De heer Van Hijum (CDA):

Voorzitter. In 2007 heeft het kabinet besloten om ruim 27.000 vluchtelingen op basis van een generaal pardon toe te laten tot Nederland. Hoe je ook over dat besluit denkt – zoals bekend wordt in deze Kamer verschillend gedacht over dat besluit – vanaf dat moment stond ons eigenlijk een ding te doen, namelijk ervoor zorg dragen dat die groep mensen integreert in de Nederlandse samenleving, dat ze in staat wordt gesteld om een plek te verwerven in die samenleving en zoveel mogelijk de zelfstandigheid en zelfredzaamheid van hen te bevorderen. In de uitvoering van dat streven hebben gemeenten een belangrijke rol toebedeeld gekregen.

Als je zoiets decentraliseert, weet je ook dat er lokale en regionale verschillen zullen optreden. Echter, wij schrokken toch van het beeld dat wij afgelopen zaterdag kregen op basis van publicaties in Trouw. Het beeld dat daaruit opdoemt, is dat het verschil tussen de gemeenten enorm is. De ene gemeente stelt werk en participatie voorop, waarbij de gemeente Rotterdam als voorbeeld wordt genoemd, terwijl in gemeentes als Almelo en Groningen 85% tot 90% van de mensen nog van een uitkering moet leven. Dat zijn toch bedroevende percentages. De ene gemeente biedt heel snel inburgeringscursussen aan, terwijl in andere gemeenten, waaronder een aantal steden, het grootste deel van de mensen nog aan een inburgeringscursus moet beginnen, en dat drie jaar na data. Daar schrikken wij van. Helemaal droevig gesteld lijkt het met de ambitie van het kabinet om in 2011 80% van de inburgeringstrajecten een duaal karakter te laten hebben, waarmee wordt bedoeld dat werk, scholing en inburgering met elkaar worden gecombineerd.

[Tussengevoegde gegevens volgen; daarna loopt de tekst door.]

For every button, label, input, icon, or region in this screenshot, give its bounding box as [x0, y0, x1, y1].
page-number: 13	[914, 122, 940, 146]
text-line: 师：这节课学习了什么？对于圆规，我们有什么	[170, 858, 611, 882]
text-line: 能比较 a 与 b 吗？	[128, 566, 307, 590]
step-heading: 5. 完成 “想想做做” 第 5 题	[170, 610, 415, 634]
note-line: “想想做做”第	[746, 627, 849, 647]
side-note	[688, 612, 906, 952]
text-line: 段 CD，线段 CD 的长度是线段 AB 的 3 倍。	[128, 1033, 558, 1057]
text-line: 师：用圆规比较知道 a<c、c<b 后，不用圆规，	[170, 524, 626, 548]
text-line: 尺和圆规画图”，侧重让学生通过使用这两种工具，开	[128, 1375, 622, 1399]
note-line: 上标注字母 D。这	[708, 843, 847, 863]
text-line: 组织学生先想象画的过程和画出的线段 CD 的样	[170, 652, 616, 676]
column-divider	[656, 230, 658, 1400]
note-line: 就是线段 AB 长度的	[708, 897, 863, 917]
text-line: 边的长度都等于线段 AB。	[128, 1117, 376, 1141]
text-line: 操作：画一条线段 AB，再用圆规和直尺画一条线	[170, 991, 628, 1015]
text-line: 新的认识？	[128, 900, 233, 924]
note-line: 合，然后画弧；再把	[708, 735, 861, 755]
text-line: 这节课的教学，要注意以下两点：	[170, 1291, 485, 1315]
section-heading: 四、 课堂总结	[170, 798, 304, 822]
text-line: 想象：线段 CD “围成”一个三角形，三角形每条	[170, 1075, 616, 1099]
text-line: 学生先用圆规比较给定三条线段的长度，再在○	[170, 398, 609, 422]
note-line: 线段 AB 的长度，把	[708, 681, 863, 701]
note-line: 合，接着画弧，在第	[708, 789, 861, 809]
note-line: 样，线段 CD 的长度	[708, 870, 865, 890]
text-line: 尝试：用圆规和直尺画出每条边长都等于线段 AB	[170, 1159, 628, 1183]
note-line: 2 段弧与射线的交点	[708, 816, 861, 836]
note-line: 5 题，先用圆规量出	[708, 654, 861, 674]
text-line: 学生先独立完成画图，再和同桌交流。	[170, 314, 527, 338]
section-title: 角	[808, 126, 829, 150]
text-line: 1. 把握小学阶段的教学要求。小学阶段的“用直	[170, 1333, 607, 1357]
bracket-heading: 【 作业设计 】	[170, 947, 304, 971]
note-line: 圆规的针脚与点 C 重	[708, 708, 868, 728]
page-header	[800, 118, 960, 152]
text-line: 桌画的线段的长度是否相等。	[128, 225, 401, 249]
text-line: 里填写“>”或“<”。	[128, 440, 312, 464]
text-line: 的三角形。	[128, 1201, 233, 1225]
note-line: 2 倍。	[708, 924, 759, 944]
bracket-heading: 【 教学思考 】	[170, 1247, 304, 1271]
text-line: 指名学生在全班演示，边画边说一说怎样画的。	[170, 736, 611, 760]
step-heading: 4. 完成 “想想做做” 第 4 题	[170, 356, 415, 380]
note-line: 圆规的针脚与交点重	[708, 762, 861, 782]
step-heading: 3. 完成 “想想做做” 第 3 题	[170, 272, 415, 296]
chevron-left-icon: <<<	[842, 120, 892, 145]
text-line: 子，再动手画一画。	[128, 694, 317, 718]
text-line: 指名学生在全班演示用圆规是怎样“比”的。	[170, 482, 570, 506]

Herkent de staatssecretaris het beeld uit het onderzoek van Trouw, en zo ja, kan zij de Kamer informeren over de meest actuele cijfers en inzichten als het gaat om mensen die aan het werk zijn, dan wel van een uitkering rond moeten komen? Is zij met het CDA van mening dat deze naar het zich laat aanzien grote verschillen wel zorgen baren? Kan zij de Kamer informeren over het percentage gemeente dat op dit moment daadwerkelijk duale trajecten aanbiedt? Ziet zij daarin aanleiding om de resultaatsafspraken met gemeenten aan te scherpen?

De voorzitter:

Dank u wel, uw tijd is echt om.

De heer Van Hijum (CDA):

Dit wordt echt mijn laatste vraag. Er was maatwerk beloofd ten aanzien van hoger opgeleide vluchtelingen. Ook daarop krijg ik graag een reactie van de staatssecretaris.

De voorzitter:

Dit is niet fair ten opzichte van de anderen. Ik verreken dit met uw tweede termijn. We moeten allemaal binnen twee minuten onze vragen stellen.

De heer Van Hijum (CDA):

Ik schik mij volledig in uw orde, voorzitter.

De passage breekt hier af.